Millikan served as "chairman of the executive council" (effectively Caltech's president) from 1921 to 1945, and his influence was such that the Institute was occasionally referred to as "Millikan's School." In the 1950s, 1960s, and 1970s, Caltech was known as the home of arguably the two greatest theoretical particle physicists working at the time: Murray Gell-Mann and Richard Feynman. Both Gell-Mann and Feynman received Nobel Prizes for their work, which was central to the establishment of the so-called "Standard Model" of particle physics.
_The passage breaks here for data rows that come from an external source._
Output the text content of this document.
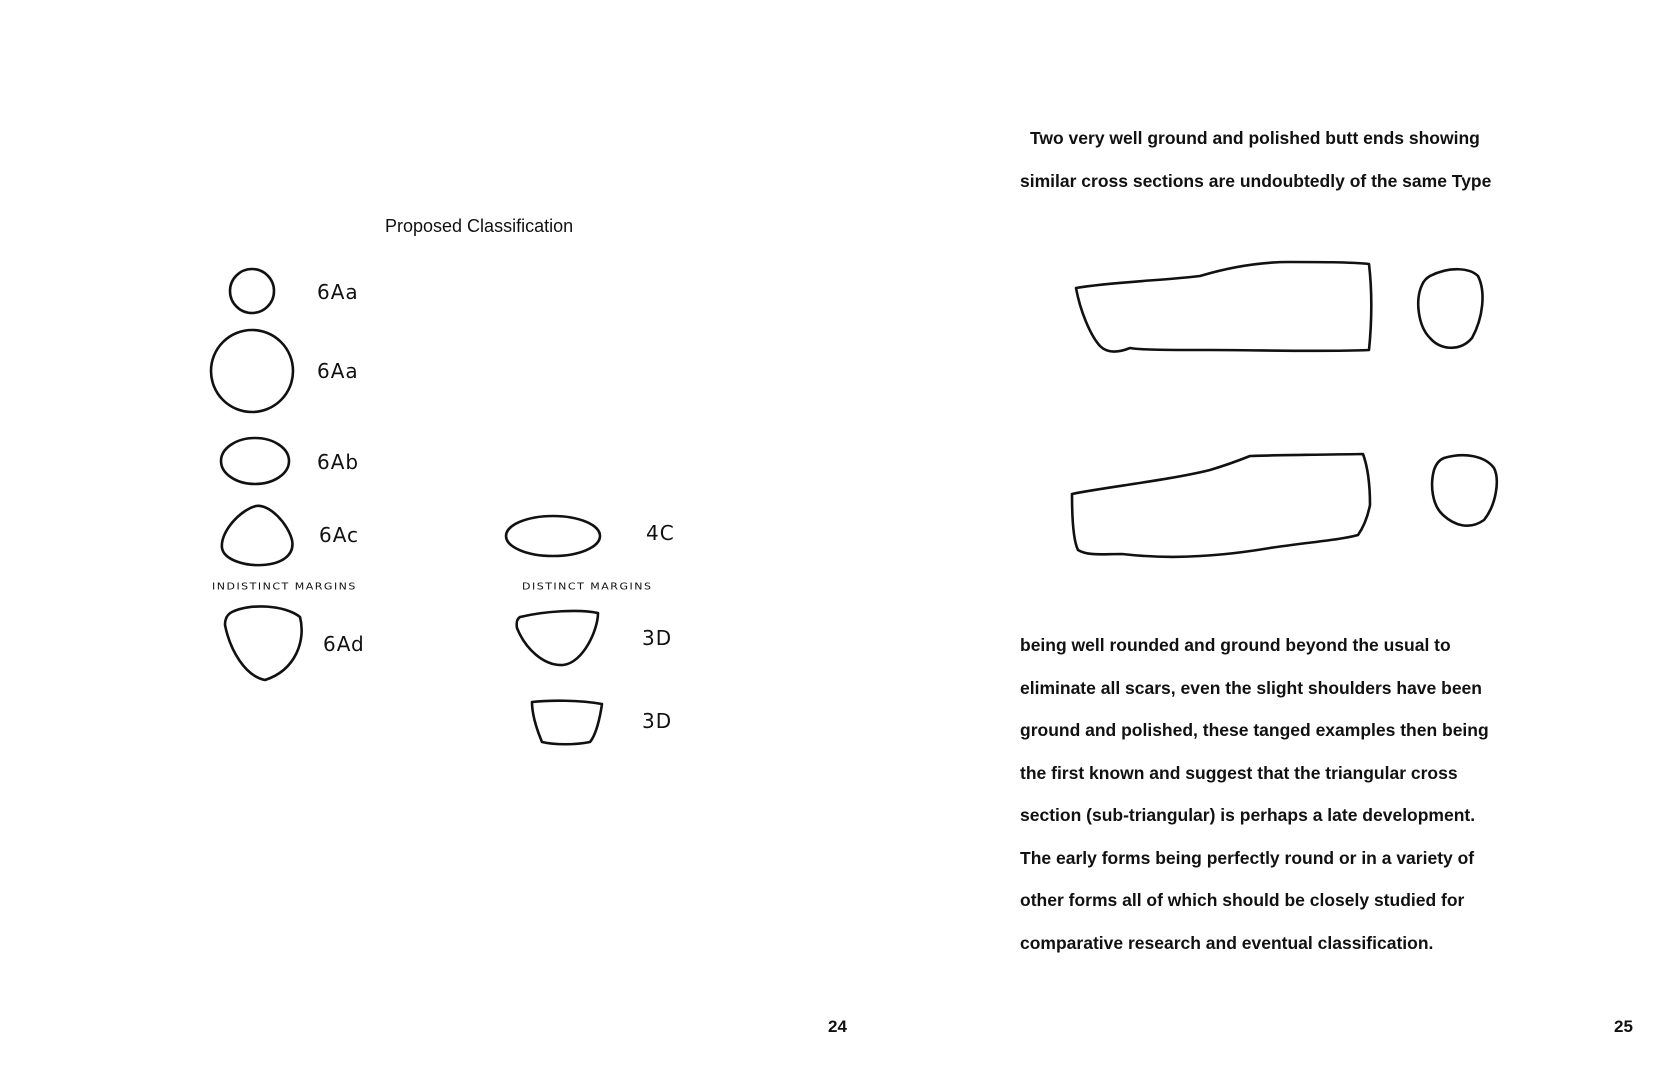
Proposed Classification
6Aa
6Aa
6Ab
6Ac
6Ad
4C
3D
3D
INDISTINCT MARGINS	DISTINCT MARGINS
24
Two very well ground and polished butt ends showing
similar cross sections are undoubtedly of the same Type
being well rounded and ground beyond the usual to
eliminate all scars, even the slight shoulders have been
ground and polished, these tanged examples then being
the first known and suggest that the triangular cross
section (sub-triangular) is perhaps a late development.
The early forms being perfectly round or in a variety of
other forms all of which should be closely studied for
comparative research and eventual classification.
25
Feynman was also widely known outside the physics community as an exceptional teacher and a colorful, unconventional character.
Caltech remains, to this day, a relatively small university, with approximately 900 undergraduates, 1,200 graduate students, and 915 faculty members (including professors, permanent research faculty, and postdoctoral researchers.) It is a private institution, governed by its Board of Trustees.
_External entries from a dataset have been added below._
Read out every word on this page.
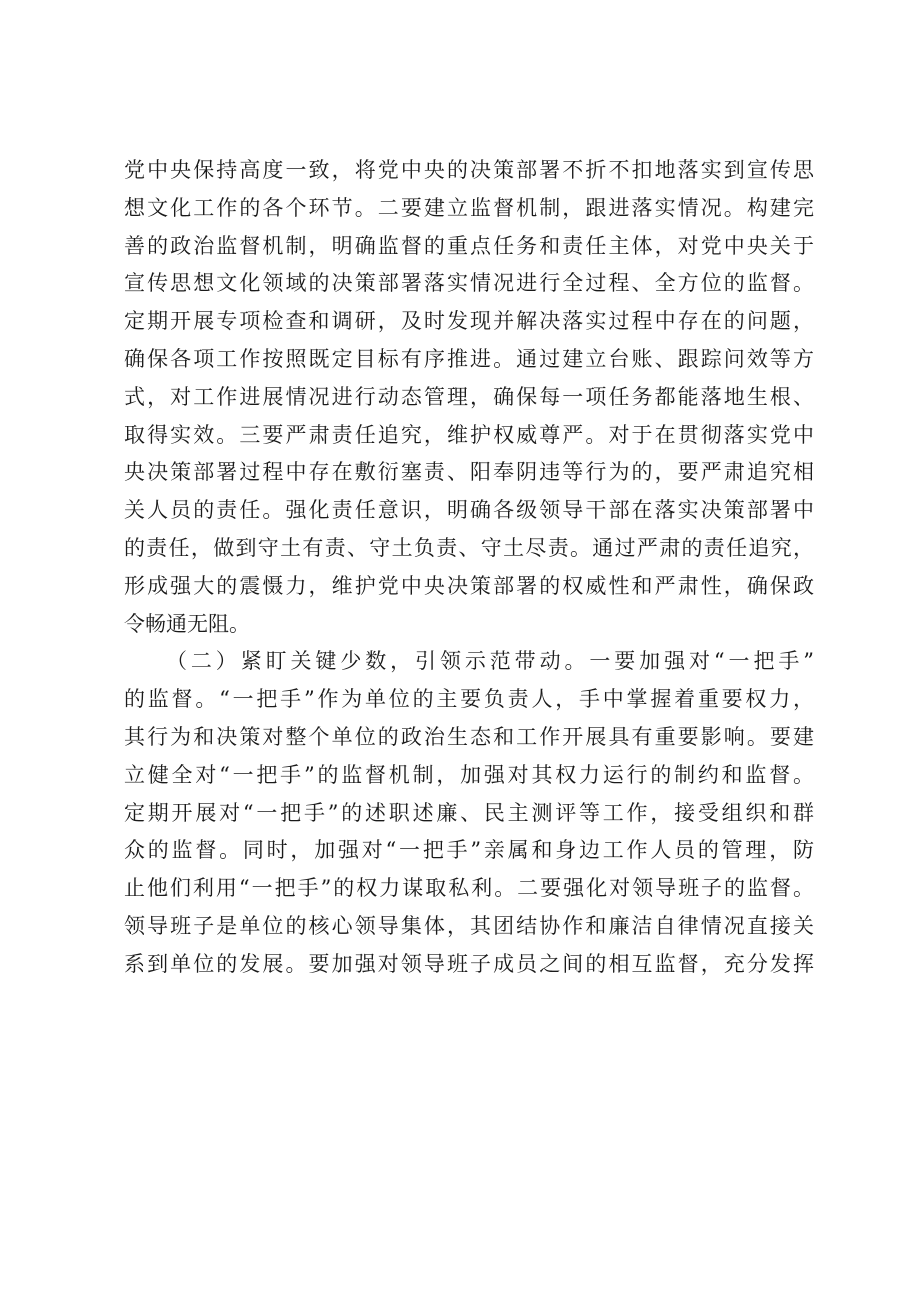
党中央保持高度一致，将党中央的决策部署不折不扣地落实到宣传思
想文化工作的各个环节。二要建立监督机制，跟进落实情况。构建完
善的政治监督机制，明确监督的重点任务和责任主体，对党中央关于
宣传思想文化领域的决策部署落实情况进行全过程、全方位的监督。
定期开展专项检查和调研，及时发现并解决落实过程中存在的问题，
确保各项工作按照既定目标有序推进。通过建立台账、跟踪问效等方
式，对工作进展情况进行动态管理，确保每一项任务都能落地生根、
取得实效。三要严肃责任追究，维护权威尊严。对于在贯彻落实党中
央决策部署过程中存在敷衍塞责、阳奉阴违等行为的，要严肃追究相
关人员的责任。强化责任意识，明确各级领导干部在落实决策部署中
的责任，做到守土有责、守土负责、守土尽责。通过严肃的责任追究，
形成强大的震慑力，维护党中央决策部署的权威性和严肃性，确保政
令畅通无阻。
（二）紧盯关键少数，引领示范带动。一要加强对“一把手”
的监督。“一把手”作为单位的主要负责人，手中掌握着重要权力，
其行为和决策对整个单位的政治生态和工作开展具有重要影响。要建
立健全对“一把手”的监督机制，加强对其权力运行的制约和监督。
定期开展对“一把手”的述职述廉、民主测评等工作，接受组织和群
众的监督。同时，加强对“一把手”亲属和身边工作人员的管理，防
止他们利用“一把手”的权力谋取私利。二要强化对领导班子的监督。
领导班子是单位的核心领导集体，其团结协作和廉洁自律情况直接关
系到单位的发展。要加强对领导班子成员之间的相互监督，充分发挥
As of 2005, Caltech claims 31 Nobel laureates to its name. This figure includes 17 alumni, 14 non-alumni professors, and 4 professors who were also alumni (Carl D. Anderson, Linus Pauling, William A. Fowler, and Edward B. Lewis). The number of awards is 32, because Pauling received the prize in both chemistry and peace. Five faculty and alumni have received a Crafoord Prize from the Royal Swedish Academy of Sciences, while 47 have been awarded the U.S. National Medal of Science, and 10 have received the National Medal of Technology [1]. Other distinguished researchers have been affiliated with Caltech as postdoctoral scholars (e.g., Barbara McClintock, James D. Watson, and Sheldon Glashow) or visiting professors (e.g. Albert Einstein and Edward Witten).
The movie comedy Real Genius and the CBS crime drama Numb3rs are loosely based on events at Caltech. [2]
Caltech is ranked the seventh best university in the nation by U.S. News and World Report, and is tied for this spot with the Massachusetts Institute of Technology.